Veteran Atlanta home renovator James Doyle has owned the shotgun cottage at 112 Vine Street NW for 13 years, but he recently decided to let go.
Painted like a Mardi Gras float, the cutesy 1920s abode is four blocks from Mercedes-Benz Stadium, with three MARTA stations, Walmart, and Atlanta University Center within walking distance. But it’s just 884 square feet with two bedrooms and a single bathroom—practically a tiny home, by Atlanta standards.
No matter. Before Doyle could even list the shotgun, a Realtor friend caught wind it might become available, and along came a client’s offer of $239,000, which Doyle accepted. Should all go well with the inspection, he’ll hand the keys to a homeowner occupant soon.
Doyle had sold or currently owns four properties in a neighborhood scarred by decades of disinvestment, blight, and crime, and he says stories like that of 112 Vine Street aren’t uncommon now. A neighbor on Delbridge Street, for instance, is in negotiations to go under contract before listing a Charleston-style, stacked-porch home in the mid-$300,000s.
Another of Doyle’s listings seeking just shy of $400,000 on Magnolia Street tallied 10 showings in the first 24 hours, he says.
“After 14 years in Vine City, I’m selling all my renovated homes to only homeowner occupants that want to live in the area,” Doyle tells Urbanize Atlanta. “Trying to do my part for karma’s sake.
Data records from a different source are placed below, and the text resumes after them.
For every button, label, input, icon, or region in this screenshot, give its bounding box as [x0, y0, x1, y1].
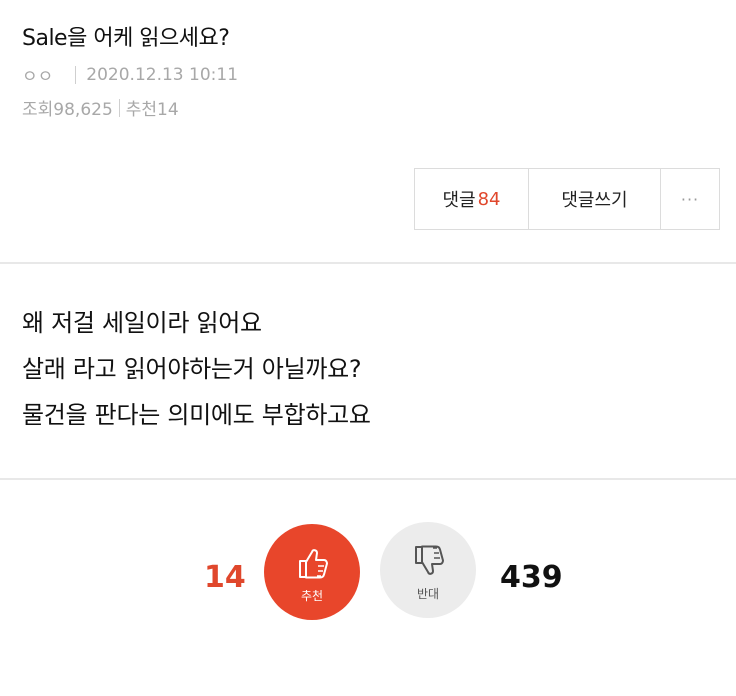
thumbs-up-icon	[299, 548, 328, 578]
thumbs-down-icon	[415, 545, 444, 575]
author-name[interactable]: ㅇㅇ	[22, 62, 53, 87]
recommend-stat: 추천14	[125, 100, 179, 120]
post-meta-author-row: ㅇㅇ 2020.12.13 10:11	[22, 62, 239, 88]
divider	[0, 262, 736, 264]
post-body: 왜 저걸 세일이라 읽어요 살래 라고 읽어야하는거 아닐까요? 물건을 판다는…	[22, 300, 371, 438]
post-body-line: 살래 라고 읽어야하는거 아닐까요?	[22, 355, 362, 383]
post-body-line: 왜 저걸 세일이라 읽어요	[22, 309, 262, 337]
post-action-bar: 댓글 84 댓글쓰기 ···	[414, 168, 720, 230]
comments-count: 84	[477, 188, 501, 210]
comments-button[interactable]: 댓글 84	[415, 169, 529, 229]
post-title: Sale을 어케 읽으세요?	[22, 26, 230, 51]
meta-separator	[75, 65, 77, 84]
view-count: 조회98,625	[22, 100, 113, 120]
comments-label: 댓글	[442, 190, 476, 211]
oppose-count: 439	[500, 560, 563, 595]
post-meta-stats-row: 조회98,625 추천14	[22, 95, 179, 120]
oppose-label: 반대	[416, 586, 440, 601]
post-body-line: 물건을 판다는 의미에도 부합하고요	[22, 401, 371, 429]
recommend-button[interactable]: 추천	[264, 524, 360, 620]
recommend-label: 추천	[300, 588, 324, 603]
oppose-button[interactable]: 반대	[380, 522, 476, 618]
meta-separator	[118, 98, 120, 117]
post-datetime: 2020.12.13 10:11	[86, 64, 239, 85]
more-options-button[interactable]: ···	[661, 169, 719, 229]
divider	[0, 478, 736, 480]
write-comment-button[interactable]: 댓글쓰기	[529, 169, 661, 229]
recommend-count: 14	[204, 560, 246, 595]
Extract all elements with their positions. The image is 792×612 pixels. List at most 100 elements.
As you know, lots of investors had messed up the area over the years.”
Alongside a white-hot intown market in general, where rising home values and rents have inflamed Westside gentrification and displacement concerns for years, the 16-acre Rodney Cook Sr. Park scheduled to open this spring has become a Vine City magnet—but more for investors than homeowners, as Doyle sees it.
“The problem with Vine City is that there aren’t any homes for sale, and the minute that homes are put up for sale, they’re usually under contract,” he says. “A lot of the homes that are for sale unfortunately are not livable, and only a few investors are currently marketing livable renovated homes right now.”
As for Doyle, he’d lived in various Vine City houses between 2006 and 2018, when he opted for a change of pace with another renovation, a condo at Midtown’s Peachtree Walk. Beyond financial gain, his intent has been to boost the Westside neighborhood eventually, he says.
“It was always my mission to create some sort of spark and interest in Vine City, to create more homeowner occupancy, and that’s coming to an end,” he says. “On to new frontiers in Atlanta’s fast-paced, crazy real estate world.”